Aimers asserts that “Larson is de facto the same company as Direct Global Forwarding because Larson directs, supervises, and controls Direct Global Forwarding’s business.” (ECF No. 18 at 2.) She points to Papa v. Katy Indus., 166 F.3d 937, 940 (7th Cir. 1999), where the court described “three situations in which the policy behind

the exemption of the tiny employer is vitiated by the presence of an affiliated corporation.” Id. First, traditional principles of corporate veil piercing may apply. Id. Second, the corporation might have fragmented itself “for the express purpose of

avoiding liability under the discrimination laws.” Id at 941. Or “[t]hird, the parent corporation might have directed the discriminatory act, practice, or policy of which the employee of its subsidiary was complaining.” Id.
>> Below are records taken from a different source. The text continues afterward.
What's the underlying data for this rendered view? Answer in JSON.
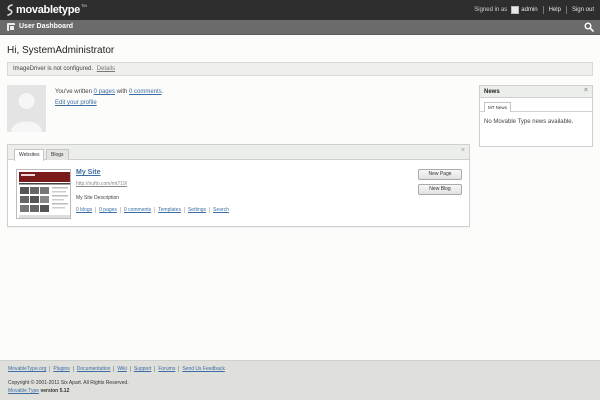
{
  "header": {
    "logo_text": "movabletype",
    "logo_tm": "TM",
    "signed_in_as": "Signed in as",
    "username": "admin",
    "help": "Help",
    "sign_out": "Sign out"
  },
  "subbar": {
    "title": "User Dashboard",
    "icon": "dashboard-icon",
    "search_icon": "search-icon"
  },
  "greeting": "Hi, SystemAdministrator",
  "notice": {
    "text": "ImageDriver is not configured.",
    "link": "Details"
  },
  "profile": {
    "written_prefix": "You've written",
    "pages_link": "0 pages",
    "with": "with",
    "comments_link": "0 comments",
    "period": ".",
    "edit_link": "Edit your profile"
  },
  "websites_panel": {
    "tabs": [
      "Websites",
      "Blogs"
    ],
    "close": "×",
    "site": {
      "name": "My Site",
      "url": "http://nufto.com/mt719/",
      "description": "My Site Description",
      "links": [
        "0 blogs",
        "0 pages",
        "0 comments",
        "Templates",
        "Settings",
        "Search"
      ]
    },
    "buttons": {
      "new_page": "New Page",
      "new_blog": "New Blog"
    }
  },
  "news": {
    "title": "News",
    "close": "×",
    "tab": "MT News",
    "body": "No Movable Type news available."
  },
  "footer": {
    "links": [
      "MovableType.org",
      "Plugins",
      "Documentation",
      "Wiki",
      "Support",
      "Forums",
      "Send Us Feedback"
    ],
    "copyright": "Copyright © 2001-2011 Six Apart. All Rights Reserved.",
    "product_link": "Movable Type",
    "version_label": "version 5.12"
  },
  "colors": {
    "topbar": "#2e2e2e",
    "subbar": "#6b6b6b",
    "link": "#3b6ea5"
  }
}
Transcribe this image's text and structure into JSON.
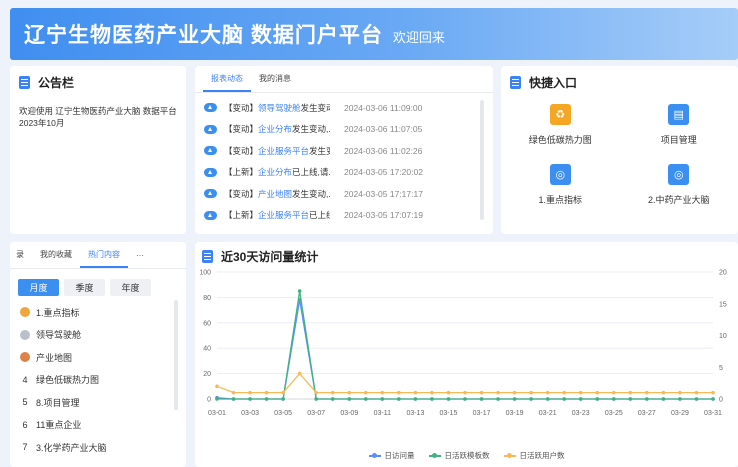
{
  "header": {
    "title": "辽宁生物医药产业大脑 数据门户平台",
    "welcome": "欢迎回来"
  },
  "notice": {
    "title": "公告栏",
    "body": "欢迎使用 辽宁生物医药产业大脑  数据平台",
    "date": "2023年10月"
  },
  "news": {
    "tabs": [
      "报表动态",
      "我的消息"
    ],
    "items": [
      {
        "tag": "【变动】",
        "name": "领导驾驶舱",
        "suffix": "发生变动...",
        "time": "2024-03-06 11:09:00"
      },
      {
        "tag": "【变动】",
        "name": "企业分布",
        "suffix": "发生变动,...",
        "time": "2024-03-06 11:07:05"
      },
      {
        "tag": "【变动】",
        "name": "企业服务平台",
        "suffix": "发生变...",
        "time": "2024-03-06 11:02:26"
      },
      {
        "tag": "【上新】",
        "name": "企业分布",
        "suffix": "已上线,请...",
        "time": "2024-03-05 17:20:02"
      },
      {
        "tag": "【变动】",
        "name": "产业地图",
        "suffix": "发生变动,...",
        "time": "2024-03-05 17:17:17"
      },
      {
        "tag": "【上新】",
        "name": "企业服务平台",
        "suffix": "已上线...",
        "time": "2024-03-05 17:07:19"
      }
    ]
  },
  "quick": {
    "title": "快捷入口",
    "items": [
      {
        "label": "绿色低碳热力图",
        "icon": "recycle-icon",
        "color": "#f5a623"
      },
      {
        "label": "项目管理",
        "icon": "document-icon",
        "color": "#3b8ff0"
      },
      {
        "label": "1.重点指标",
        "icon": "chart-search-icon",
        "color": "#3b8ff0"
      },
      {
        "label": "2.中药产业大脑",
        "icon": "chart-search-icon",
        "color": "#3b8ff0"
      }
    ]
  },
  "ranking": {
    "tabs": [
      "录",
      "我的收藏",
      "热门内容",
      "···"
    ],
    "periods": [
      "月度",
      "季度",
      "年度"
    ],
    "items": [
      {
        "rank": "1",
        "label": "1.重点指标",
        "medal": "gold"
      },
      {
        "rank": "2",
        "label": "领导驾驶舱",
        "medal": "silver"
      },
      {
        "rank": "3",
        "label": "产业地图",
        "medal": "bronze"
      },
      {
        "rank": "4",
        "label": "绿色低碳热力图",
        "medal": ""
      },
      {
        "rank": "5",
        "label": "8.项目管理",
        "medal": ""
      },
      {
        "rank": "6",
        "label": "11重点企业",
        "medal": ""
      },
      {
        "rank": "7",
        "label": "3.化学药产业大脑",
        "medal": ""
      }
    ]
  },
  "chart_title": "近30天访问量统计",
  "chart_data": {
    "type": "line",
    "title": "近30天访问量统计",
    "x": [
      "03-01",
      "03-02",
      "03-03",
      "03-04",
      "03-05",
      "03-06",
      "03-07",
      "03-08",
      "03-09",
      "03-10",
      "03-11",
      "03-12",
      "03-13",
      "03-14",
      "03-15",
      "03-16",
      "03-17",
      "03-18",
      "03-19",
      "03-20",
      "03-21",
      "03-22",
      "03-23",
      "03-24",
      "03-25",
      "03-26",
      "03-27",
      "03-28",
      "03-29",
      "03-30",
      "03-31"
    ],
    "x_tick_labels": [
      "03-01",
      "03-03",
      "03-05",
      "03-07",
      "03-09",
      "03-11",
      "03-13",
      "03-15",
      "03-17",
      "03-19",
      "03-21",
      "03-23",
      "03-25",
      "03-27",
      "03-29",
      "03-31"
    ],
    "y_left": {
      "ticks": [
        0,
        20,
        40,
        60,
        80,
        100
      ],
      "range": [
        0,
        100
      ]
    },
    "y_right": {
      "ticks": [
        0,
        5,
        10,
        15,
        20
      ],
      "range": [
        0,
        20
      ]
    },
    "series": [
      {
        "name": "日访问量",
        "axis": "left",
        "color": "#5b8ff9",
        "values": [
          1,
          0,
          0,
          0,
          0,
          78,
          0,
          0,
          0,
          0,
          0,
          0,
          0,
          0,
          0,
          0,
          0,
          0,
          0,
          0,
          0,
          0,
          0,
          0,
          0,
          0,
          0,
          0,
          0,
          0,
          0
        ]
      },
      {
        "name": "日活跃模板数",
        "axis": "right",
        "color": "#3fb27f",
        "values": [
          0,
          0,
          0,
          0,
          0,
          17,
          0,
          0,
          0,
          0,
          0,
          0,
          0,
          0,
          0,
          0,
          0,
          0,
          0,
          0,
          0,
          0,
          0,
          0,
          0,
          0,
          0,
          0,
          0,
          0,
          0
        ]
      },
      {
        "name": "日活跃用户数",
        "axis": "right",
        "color": "#f7b955",
        "values": [
          2,
          1,
          1,
          1,
          1,
          4,
          1,
          1,
          1,
          1,
          1,
          1,
          1,
          1,
          1,
          1,
          1,
          1,
          1,
          1,
          1,
          1,
          1,
          1,
          1,
          1,
          1,
          1,
          1,
          1,
          1
        ]
      }
    ],
    "legend_position": "bottom",
    "grid": true
  }
}
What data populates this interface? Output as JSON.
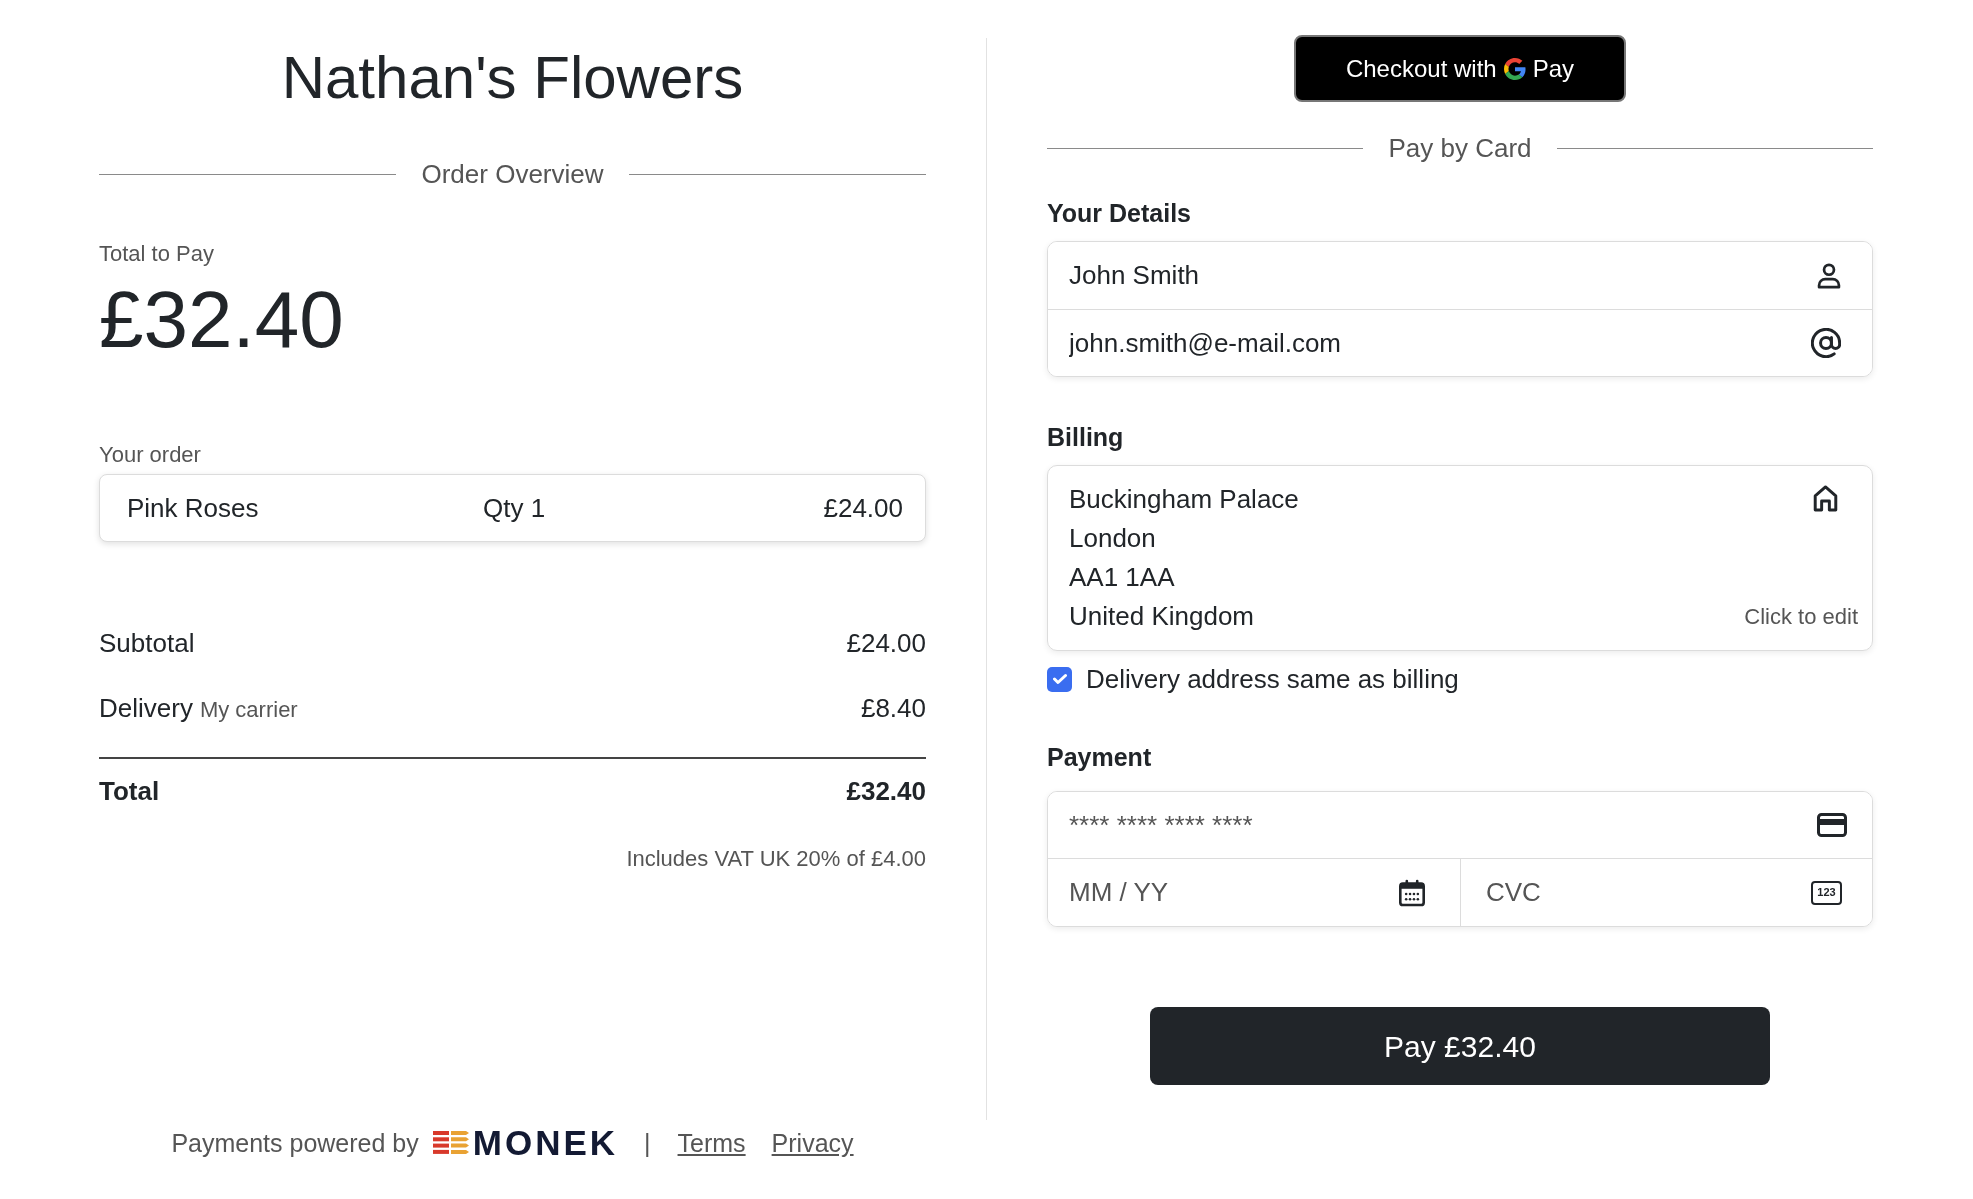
{
  "order_overview": {
    "title": "Nathan's Flowers",
    "heading": "Order Overview",
    "total_label": "Total to Pay",
    "total_amount": "£32.40",
    "order_label": "Your order",
    "items": [
      {
        "name": "Pink Roses",
        "qty": "Qty 1",
        "price": "£24.00"
      }
    ],
    "summary": [
      {
        "kind": "line",
        "label": "Subtotal",
        "amount": "£24.00"
      },
      {
        "kind": "line",
        "label": "Delivery",
        "note": "My carrier",
        "amount": "£8.40"
      },
      {
        "kind": "total",
        "label": "Total",
        "amount": "£32.40"
      }
    ],
    "vat_note": "Includes VAT UK 20% of £4.00"
  },
  "payment_panel": {
    "gpay_button": {
      "label": "Checkout with",
      "brand_text": "Pay"
    },
    "heading": "Pay by Card",
    "details": {
      "title": "Your Details",
      "fields": [
        {
          "kind": "name",
          "value": "John Smith"
        },
        {
          "kind": "email",
          "value": "john.smith@e-mail.com"
        }
      ]
    },
    "billing": {
      "title": "Billing",
      "address_lines": [
        "Buckingham Palace",
        "London",
        "AA1 1AA",
        "United Kingdom"
      ],
      "edit_hint": "Click to edit"
    },
    "delivery_same": {
      "label": "Delivery address same as billing",
      "checked": true
    },
    "payment": {
      "title": "Payment",
      "fields": [
        {
          "kind": "card_number",
          "placeholder": "**** **** **** ****"
        },
        {
          "kind": "expiry",
          "placeholder": "MM / YY"
        },
        {
          "kind": "cvc",
          "placeholder": "CVC",
          "icon_text": "123"
        }
      ]
    },
    "pay_button": "Pay £32.40"
  },
  "footer": {
    "powered_by": "Payments powered by",
    "logo_text": "MONEK",
    "separator": "|",
    "links": [
      "Terms",
      "Privacy"
    ]
  }
}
Aimers argues that the first and third situations exist here. The fact that it is unclear from the face of the complaint why Larson was named as a defendant strongly suggests that Aimers has failed to adequately plead the

presence of any of the Papa situations. For example, with respect to her ADA claim, Aimers explicitly alleges that Direct Global (not Direct Global when combined with Larson) has the requisite number of employees. (ECF No. 1, ¶ 33). Her FMLA claim

does not similarly allege that Direct Global has the requisite number of employees, but it does allege that Direct Global is covered by the FMLA. (ECF No. 1, ¶ 53.) She never alleges that Direct Global is subject to either the ADA or the FMLA only when

considered as a part of Larson. As to the third Papa situation, Aimers has failed to plausibly allege that Larson directed the relevant discriminatory act, practice, or policy that led to her termination. The complaint is devoid of allegations regarding any allegedly discriminatory practice

or policy, much less that it was directed by Larson. The alleged discriminatory act was the termination of Aimers’s employment, and she is explicit and consistent in her complaint that it was Global Direct that terminated her. (ECF No. 1, ¶¶ 29, 35, 38, 39, 40,

57.) Never does she allege that Larson directed Global Direct to terminate her.